Zcash developers have confirmed the final consensus changes for the Ironwood upgrade, with activation expected in late July at block height 3,417,100. The upgrade is designed to resolve a critical vulnerability in the Orchard shielded pool that could have allowed unlimited counterfeit ZEC to be minted.

Ironwood introduces a new shielded pool, reinforces supply integrity using the existing turnstile mechanism, and blocks any new incoming transactions into the compromised Orchard pool. These updates are supported by formally verified zero-knowledge proof circuits and independent third-party security audits.

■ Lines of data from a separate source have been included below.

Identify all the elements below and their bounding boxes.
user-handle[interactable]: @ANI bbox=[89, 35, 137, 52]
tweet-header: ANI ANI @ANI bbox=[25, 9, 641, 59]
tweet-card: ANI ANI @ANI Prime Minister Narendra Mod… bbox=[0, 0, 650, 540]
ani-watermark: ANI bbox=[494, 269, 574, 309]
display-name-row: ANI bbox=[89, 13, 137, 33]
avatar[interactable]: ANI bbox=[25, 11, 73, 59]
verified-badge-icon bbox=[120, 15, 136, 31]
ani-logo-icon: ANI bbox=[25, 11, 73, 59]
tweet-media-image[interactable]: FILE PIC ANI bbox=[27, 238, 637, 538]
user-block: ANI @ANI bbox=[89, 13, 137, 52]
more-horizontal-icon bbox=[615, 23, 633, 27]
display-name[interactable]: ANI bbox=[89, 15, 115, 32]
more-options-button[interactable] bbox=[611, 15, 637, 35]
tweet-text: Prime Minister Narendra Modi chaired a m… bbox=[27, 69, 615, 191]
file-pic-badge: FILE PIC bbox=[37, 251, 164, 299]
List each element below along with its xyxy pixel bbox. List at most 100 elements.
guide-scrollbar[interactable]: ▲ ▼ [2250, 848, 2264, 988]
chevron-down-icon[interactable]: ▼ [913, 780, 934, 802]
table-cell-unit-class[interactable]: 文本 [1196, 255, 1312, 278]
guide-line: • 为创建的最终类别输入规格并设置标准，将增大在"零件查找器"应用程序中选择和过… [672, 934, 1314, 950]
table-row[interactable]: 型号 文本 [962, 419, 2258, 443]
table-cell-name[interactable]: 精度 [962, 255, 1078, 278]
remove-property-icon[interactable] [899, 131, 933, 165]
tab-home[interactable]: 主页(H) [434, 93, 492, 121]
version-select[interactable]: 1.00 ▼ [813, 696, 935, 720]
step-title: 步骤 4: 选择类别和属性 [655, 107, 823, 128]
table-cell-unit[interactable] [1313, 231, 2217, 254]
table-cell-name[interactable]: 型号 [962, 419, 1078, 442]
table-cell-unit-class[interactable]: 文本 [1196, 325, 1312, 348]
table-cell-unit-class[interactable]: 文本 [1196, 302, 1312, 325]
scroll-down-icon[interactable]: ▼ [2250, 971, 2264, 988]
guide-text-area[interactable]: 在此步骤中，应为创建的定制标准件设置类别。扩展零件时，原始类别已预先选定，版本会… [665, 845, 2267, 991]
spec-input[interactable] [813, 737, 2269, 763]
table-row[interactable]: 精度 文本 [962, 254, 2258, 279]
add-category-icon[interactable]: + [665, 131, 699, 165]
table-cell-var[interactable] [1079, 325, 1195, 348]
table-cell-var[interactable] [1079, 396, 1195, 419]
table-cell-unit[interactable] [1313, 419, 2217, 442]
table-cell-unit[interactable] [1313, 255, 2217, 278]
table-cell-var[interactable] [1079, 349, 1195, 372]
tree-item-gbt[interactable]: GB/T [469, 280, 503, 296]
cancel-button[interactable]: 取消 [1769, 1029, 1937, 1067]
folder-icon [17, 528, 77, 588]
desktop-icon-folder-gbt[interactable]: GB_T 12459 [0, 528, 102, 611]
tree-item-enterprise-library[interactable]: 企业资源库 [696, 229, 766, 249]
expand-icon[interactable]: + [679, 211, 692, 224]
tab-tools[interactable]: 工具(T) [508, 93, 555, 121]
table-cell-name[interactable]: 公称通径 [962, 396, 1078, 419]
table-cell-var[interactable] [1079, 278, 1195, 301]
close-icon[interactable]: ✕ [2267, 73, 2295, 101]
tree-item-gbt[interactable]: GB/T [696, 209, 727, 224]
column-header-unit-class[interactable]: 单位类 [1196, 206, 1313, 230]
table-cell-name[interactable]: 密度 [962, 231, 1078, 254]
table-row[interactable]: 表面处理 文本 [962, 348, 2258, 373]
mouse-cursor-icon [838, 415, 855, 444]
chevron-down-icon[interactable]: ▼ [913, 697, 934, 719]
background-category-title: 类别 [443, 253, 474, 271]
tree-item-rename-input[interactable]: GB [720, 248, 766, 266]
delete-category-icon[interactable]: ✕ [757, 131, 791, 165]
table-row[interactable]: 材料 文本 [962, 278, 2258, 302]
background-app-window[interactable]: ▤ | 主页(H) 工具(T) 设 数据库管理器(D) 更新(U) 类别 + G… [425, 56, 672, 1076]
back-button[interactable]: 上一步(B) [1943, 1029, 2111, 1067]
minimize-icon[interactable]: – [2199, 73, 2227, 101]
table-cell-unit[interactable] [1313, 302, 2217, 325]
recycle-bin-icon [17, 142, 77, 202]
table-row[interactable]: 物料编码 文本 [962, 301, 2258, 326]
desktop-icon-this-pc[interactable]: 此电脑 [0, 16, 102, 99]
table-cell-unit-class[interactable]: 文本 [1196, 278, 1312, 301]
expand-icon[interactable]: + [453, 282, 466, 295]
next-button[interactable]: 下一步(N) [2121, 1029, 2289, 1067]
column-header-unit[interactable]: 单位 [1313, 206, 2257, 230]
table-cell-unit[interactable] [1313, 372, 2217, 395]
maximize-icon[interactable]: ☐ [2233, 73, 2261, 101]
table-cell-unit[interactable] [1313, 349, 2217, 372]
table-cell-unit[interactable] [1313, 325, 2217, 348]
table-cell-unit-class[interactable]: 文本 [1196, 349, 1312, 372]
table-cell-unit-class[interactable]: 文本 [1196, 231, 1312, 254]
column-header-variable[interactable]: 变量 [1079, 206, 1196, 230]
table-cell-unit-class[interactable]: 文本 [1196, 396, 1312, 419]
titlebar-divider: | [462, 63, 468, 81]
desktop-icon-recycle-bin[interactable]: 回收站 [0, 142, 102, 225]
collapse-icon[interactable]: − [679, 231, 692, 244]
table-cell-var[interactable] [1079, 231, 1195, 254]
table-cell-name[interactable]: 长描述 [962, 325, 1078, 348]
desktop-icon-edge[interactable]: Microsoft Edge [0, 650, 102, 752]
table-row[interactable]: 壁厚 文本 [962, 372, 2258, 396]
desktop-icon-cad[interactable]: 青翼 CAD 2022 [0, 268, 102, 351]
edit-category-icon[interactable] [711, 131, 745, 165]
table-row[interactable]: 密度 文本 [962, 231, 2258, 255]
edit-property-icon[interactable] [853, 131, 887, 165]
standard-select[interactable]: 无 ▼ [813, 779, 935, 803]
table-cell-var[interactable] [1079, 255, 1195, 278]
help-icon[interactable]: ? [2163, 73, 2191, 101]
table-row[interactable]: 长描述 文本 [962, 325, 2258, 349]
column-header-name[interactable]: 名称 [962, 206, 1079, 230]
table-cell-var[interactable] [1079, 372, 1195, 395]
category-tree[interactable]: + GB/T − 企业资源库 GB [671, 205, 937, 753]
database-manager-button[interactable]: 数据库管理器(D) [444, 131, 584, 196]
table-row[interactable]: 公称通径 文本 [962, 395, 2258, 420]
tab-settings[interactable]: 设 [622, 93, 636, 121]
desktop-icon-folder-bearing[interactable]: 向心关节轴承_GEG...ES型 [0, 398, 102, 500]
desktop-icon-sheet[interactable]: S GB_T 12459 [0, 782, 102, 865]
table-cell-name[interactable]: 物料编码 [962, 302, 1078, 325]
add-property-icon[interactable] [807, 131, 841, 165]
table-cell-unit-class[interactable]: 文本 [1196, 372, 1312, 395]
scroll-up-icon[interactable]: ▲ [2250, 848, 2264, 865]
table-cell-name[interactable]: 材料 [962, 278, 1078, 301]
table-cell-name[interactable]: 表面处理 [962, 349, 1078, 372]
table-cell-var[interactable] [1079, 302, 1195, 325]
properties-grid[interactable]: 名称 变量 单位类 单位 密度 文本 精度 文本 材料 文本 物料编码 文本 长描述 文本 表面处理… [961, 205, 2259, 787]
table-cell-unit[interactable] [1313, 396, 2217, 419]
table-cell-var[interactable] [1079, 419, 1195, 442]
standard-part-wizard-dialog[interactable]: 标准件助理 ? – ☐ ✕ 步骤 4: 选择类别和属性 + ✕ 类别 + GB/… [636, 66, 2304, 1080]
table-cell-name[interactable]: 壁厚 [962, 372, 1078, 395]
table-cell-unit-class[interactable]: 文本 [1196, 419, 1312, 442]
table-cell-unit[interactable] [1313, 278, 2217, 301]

The Orchard Vulnerability and Ironwood’s Fix

The Orchard pool, launched in May 2022 as part of the NU5 upgrade, integrated the Halo 2 proof system and represented Zcash’s next-generation privacy layer. It enables fully shielded transactions by concealing amounts and participant identities without requiring a trusted setup.

However, a flaw identified in early 2026 exposed a weakness in the circuit design. If exploited, it could have enabled the creation of counterfeit ZEC without leaving any detectable on-chain evidence.

As a result, the total supply within the Orchard pool was not strictly enforced. The same privacy architecture that protects users also made unauthorized issuance effectively invisible—even to the Zcash development team.

The issue was discovered through an AI-assisted external audit, prompting a discreet patch and coordinated disclosure ahead of the Ironwood proposal.

Turnstile Enforcement and Supply Verification

Ironwood is being developed through a collaborative effort involving ZODL, Tachyon, Valar Group, the Zcash Foundation, and Shielded Labs, highlighting a multi-stakeholder governance approach.

At its core is a redesigned Orchard circuit that includes a mechanism to restrict payments within a pool while still allowing change outputs, preserving privacy protections.

Once activated, this restriction will be permanently applied to the legacy Orchard pool. All new transactions will be automatically redirected to the replacement pool, while constraints on the valueBalance field ensure supply limits are enforced.

The upgrade relies on the existing turnstile mechanism to maintain accurate supply accounting. Any ZEC exiting the old Orchard pool must pass through the turnstile before entering the new pool, ensuring that the amount transferred cannot exceed the amount originally deposited.

This structure guarantees that circulating supply remains within intended bounds. After migration, full nodes will be able to independently verify that no counterfeit ZEC has entered the new pool, restoring trustless supply validation at the protocol level.

The planned activation coincides with the end-of-support for zcashd at block height 3,417,100. Before deployment on mainnet, the upgrade will undergo testnet validation, ecosystem coordination, and final security reviews. Wallet providers are expected to introduce simplified migration tools, and the new pool is designed to retain compatibility with existing Orchard addresses, eliminating the need for key rotation.